'Eye am She' by Lorna Brown at Berrington Hall
In 2018 we were joined by Herefordshire artist Lorna J Brown as she told the story of Ann Bangham (first lady of Berrington) in an entirely new way through her contemporary artwork 'Eye am She'.
In 2018 the National Trust launched a year long programme of activity called ‘Women and Power’ to commemorate 100 years since most women received the right to vote. This was designed to offer places the chance to research and share sometimes forgotten stories of the women behind these special places. Here at Berrington we worked with Herefordshire based artist, Lorna J Brown, to interpret the story of Berrington's own strong women in a new way.

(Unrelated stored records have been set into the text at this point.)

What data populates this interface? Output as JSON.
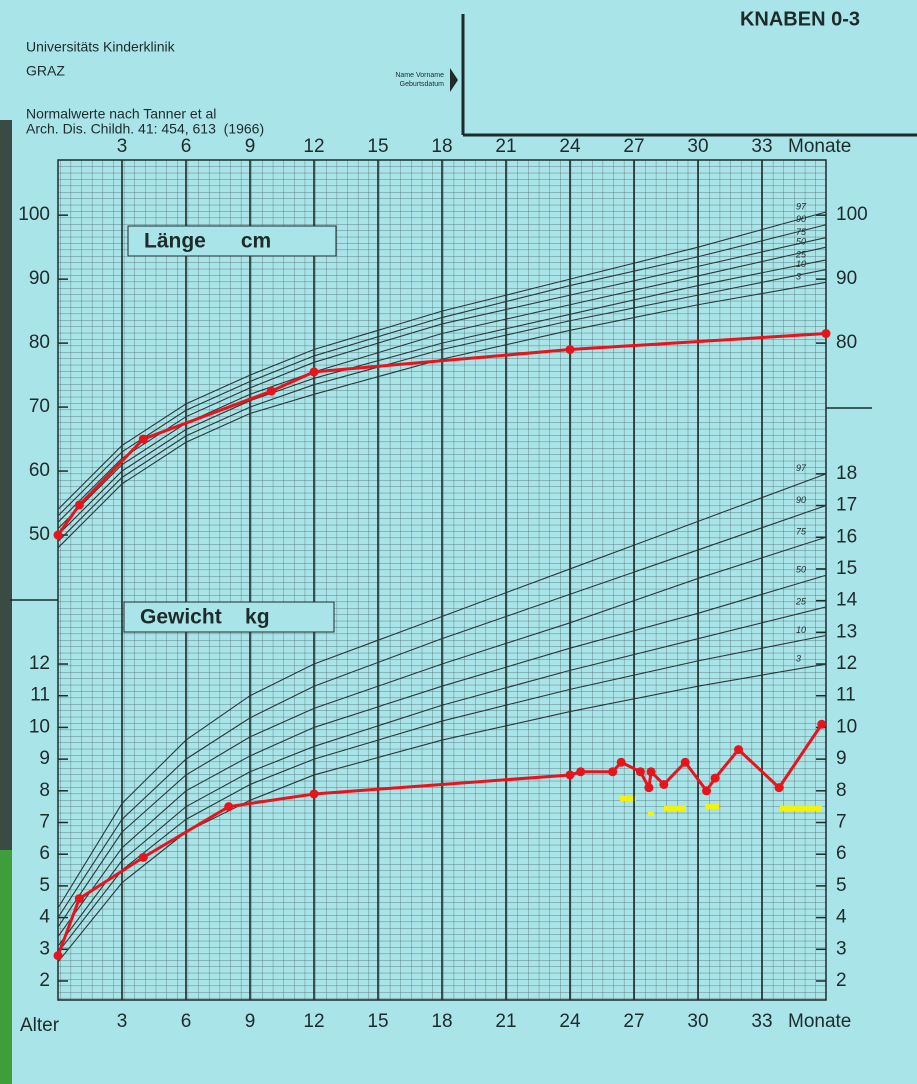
{
  "header": {
    "clinic": "Universitäts Kinderklinik",
    "city": "GRAZ",
    "reference": "Normalwerte nach Tanner et al",
    "citation": "Arch. Dis. Childh. 41: 454, 613  (1966)",
    "form_title": "KNABEN 0-3",
    "name_field": "Name Vorname",
    "birth_field": "Geburtsdatum"
  },
  "chart_data": [
    {
      "type": "line",
      "title": "Länge      cm",
      "xlabel": "Monate",
      "xlim": [
        0,
        36
      ],
      "xticks": [
        3,
        6,
        9,
        12,
        15,
        18,
        21,
        24,
        27,
        30,
        33
      ],
      "ylim": [
        40,
        108
      ],
      "yticks": [
        50,
        60,
        70,
        80,
        90,
        100
      ],
      "y2ticks": [
        80,
        90,
        100
      ],
      "x": [
        0,
        3,
        6,
        9,
        12,
        18,
        24,
        30,
        36
      ],
      "series": [
        {
          "name": "97",
          "color": "#2a3838",
          "values": [
            54,
            64,
            70.5,
            75,
            79,
            85,
            90,
            95,
            100.5
          ]
        },
        {
          "name": "90",
          "color": "#2a3838",
          "values": [
            53,
            63,
            69.5,
            74,
            78,
            84,
            89,
            93.5,
            98.5
          ]
        },
        {
          "name": "75",
          "color": "#2a3838",
          "values": [
            52,
            62,
            68.5,
            73,
            77,
            83,
            87.5,
            92,
            96.5
          ]
        },
        {
          "name": "50",
          "color": "#2a3838",
          "values": [
            51,
            61,
            67.5,
            72,
            75.5,
            81.5,
            86,
            90.5,
            95
          ]
        },
        {
          "name": "25",
          "color": "#2a3838",
          "values": [
            50,
            60,
            66.5,
            71,
            74.5,
            80,
            84.5,
            89,
            93
          ]
        },
        {
          "name": "10",
          "color": "#2a3838",
          "values": [
            49,
            59,
            65.5,
            70,
            73.5,
            79,
            83.5,
            87.5,
            91.5
          ]
        },
        {
          "name": "3",
          "color": "#2a3838",
          "values": [
            48,
            58,
            64.5,
            69,
            72,
            77.5,
            82,
            86,
            89.5
          ]
        },
        {
          "color": "#e8141c",
          "x": [
            0,
            1,
            4,
            10,
            12,
            24,
            36
          ],
          "values": [
            50,
            54.7,
            65,
            72.5,
            75.5,
            79,
            81.5
          ]
        }
      ]
    },
    {
      "type": "line",
      "title": "Gewicht    kg",
      "xlabel": "Monate",
      "xlabel_start": "Alter",
      "xlim": [
        0,
        36
      ],
      "xticks": [
        3,
        6,
        9,
        12,
        15,
        18,
        21,
        24,
        27,
        30,
        33
      ],
      "ylim": [
        1.4,
        18.5
      ],
      "yticks": [
        2,
        3,
        4,
        5,
        6,
        7,
        8,
        9,
        10,
        11,
        12
      ],
      "y2ticks": [
        2,
        3,
        4,
        5,
        6,
        7,
        8,
        9,
        10,
        11,
        12,
        13,
        14,
        15,
        16,
        17,
        18
      ],
      "x": [
        0,
        3,
        6,
        9,
        12,
        18,
        24,
        30,
        36
      ],
      "series": [
        {
          "name": "97",
          "color": "#2a3838",
          "values": [
            4.3,
            7.6,
            9.6,
            11,
            12,
            13.5,
            15,
            16.5,
            18
          ]
        },
        {
          "name": "90",
          "color": "#2a3838",
          "values": [
            4,
            7.1,
            9,
            10.3,
            11.3,
            12.8,
            14.2,
            15.6,
            17
          ]
        },
        {
          "name": "75",
          "color": "#2a3838",
          "values": [
            3.7,
            6.7,
            8.5,
            9.7,
            10.6,
            12,
            13.3,
            14.7,
            16
          ]
        },
        {
          "name": "50",
          "color": "#2a3838",
          "values": [
            3.4,
            6.2,
            8,
            9.1,
            10,
            11.3,
            12.5,
            13.6,
            14.8
          ]
        },
        {
          "name": "25",
          "color": "#2a3838",
          "values": [
            3.1,
            5.8,
            7.5,
            8.6,
            9.4,
            10.7,
            11.8,
            12.8,
            13.8
          ]
        },
        {
          "name": "10",
          "color": "#2a3838",
          "values": [
            2.9,
            5.5,
            7.1,
            8.2,
            9,
            10.2,
            11.2,
            12.1,
            12.9
          ]
        },
        {
          "name": "3",
          "color": "#2a3838",
          "values": [
            2.6,
            5.1,
            6.7,
            7.7,
            8.5,
            9.6,
            10.5,
            11.3,
            12
          ]
        },
        {
          "color": "#e8141c",
          "x": [
            0,
            1,
            4,
            8,
            12,
            24,
            24.5,
            26,
            26.4,
            27.3,
            27.7,
            27.8,
            28.4,
            29.4,
            30.4,
            30.8,
            31.9,
            33.8,
            35.8
          ],
          "values": [
            2.8,
            4.6,
            5.9,
            7.5,
            7.9,
            8.5,
            8.6,
            8.6,
            8.9,
            8.6,
            8.1,
            8.6,
            8.2,
            8.9,
            8.0,
            8.4,
            9.3,
            8.1,
            10.1
          ]
        }
      ]
    }
  ]
}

Lorna J Brown thoroughly researched Berrington’s history and created 'Eye am She' after being inspired by Ann Bangham, the first lady of Berrington. Brown drew inspiration from the life of Ann and the eighteenth century culture that surrounded women. She then combined this inspiration with another exhibition that you can still discover at Berrington, 'A Dress Fit for a King', which tells Ann's story for the first time through costume, including her original dress which was acquired at auction.
Brown drew on what we know of Ann and used elements of it to be incorporated into 'Eye am She'. Brown said: ‘It’s quite likely that Berrington would have been a time of reflection for Ann [I have] discussed that by creating a room of reflection’. Themes such as this were overlooked for some time, however by working with Brown we were able to share them in a new and creative way.
This mixed-media art installation offered a fresh perspective on how we as a society can reflect on the difference between our own culture, the lifestyle of Ann and all eighteenth century women.
‘Eye am She’ paid homage to the female space and experience. Centred around the life of Ann, it explored both a factual and hypothetical narrative of the life of this eighteenth century socialite and her experience of motherhood and womanhood.
'A Dress Fit for a King' and 'Eye am She' worked together to create a new outlook on the life of Ann Bangham, the life of gentry women and Georgian 'celebrity culture'.
There are other elements that Brown focused on, which incorporate Berrington’s ‘spirit of place’. The artwork comprised a tribute to the ‘Secret Language of Flowers’, introduced to Britain in 1717. The display included many different flowers, symbolic of motherhood and family.
Brown also paid homage to the Georgian 'Lover’s Eye/Eye Miniature'; in doing this she observed both the subject and the viewer in sympathetic allusion to the woman as watched.